Eugene J, Aronow W S, Stemmer E A
Clin Cardiol. 1981 Nov-Dec;4(6):356-9. doi: 10.1002/clc.4960040610.
Femoral artery perfusion for cardiopulmonary bypass is still employed for reoperation, procedures involving the thoracic aorta, and partial bypass in critical patients. Retrograde aortic dissection is the most significant complication of femoral perfusion. The reported incidence is from 0.6% to 14% with a mortality of 66%. Most of the deaths occurred in patients in whom the dissection was not recognized , or in whom the dissection was recognized but not treated appropriately. Our experience with retrograde dissection totals six patients of 640 (0.9%) in whom femoral inflow was used. Four of the six patients survived the dissection. Sudden increase in extracorporeal line pressure shortly after beginning cardiopulmonary bypass associated with decreased venous return, dampened radial arterial pressure, and the abrupt appearance of a bluish, bulging ascending aorta establishes the diagnosis. Survival is enhanced if cardiopulmonary bypass is promptly discontinued, aortic cannulation established, and bypass reinstituted with the induction of profound hypothermia. Circulatory arrest may then be employed to repair the false passage. In this series the proposed operation was completed in all six patients.

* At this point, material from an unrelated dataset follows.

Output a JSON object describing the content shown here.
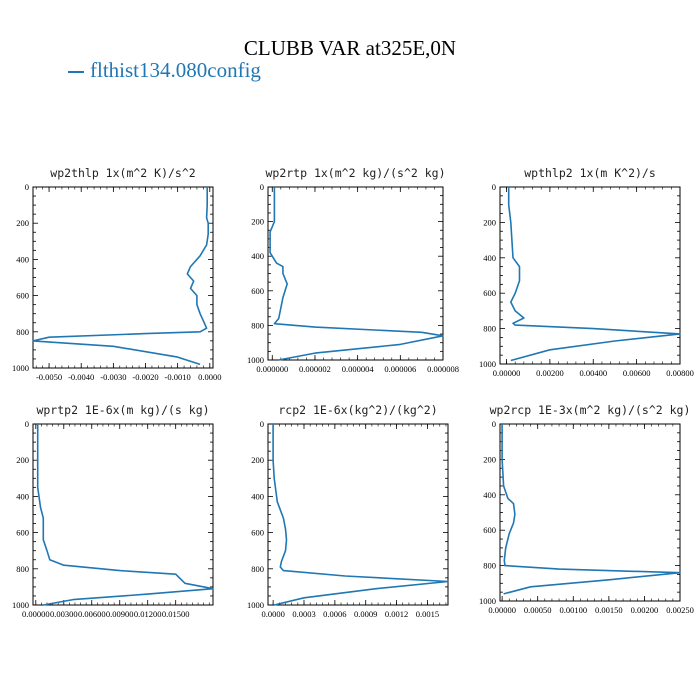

体外循环时股动脉灌注仍用于再次手术、涉及胸主动脉的手术以及病情危急患者的部分体外循环。逆行性主动脉夹层是股动脉灌注最严重的并发症。报道的发生率为0.6%至14%,死亡率为66%。大多数死亡发生在夹层未被识别的患者中,或夹层虽被识别但未得到适当治疗的患者中。我们在使用股动脉流入的640例患者中总共遇到6例逆行性夹层(0.9%)。6例患者中有4例在夹层后存活。体外循环开始后不久体外循环管路压力突然升高,同时伴有静脉回流减少、桡动脉压力衰减以及蓝色、膨隆的升主动脉突然出现,即可确立诊断。如果迅速停止体外循环、建立主动脉插管并在诱导深度低温的情况下重新开始体外循环,则可提高生存率。然后可采用循环停止来修复假腔。在本系列中,所有6例患者均完成了拟行的手术。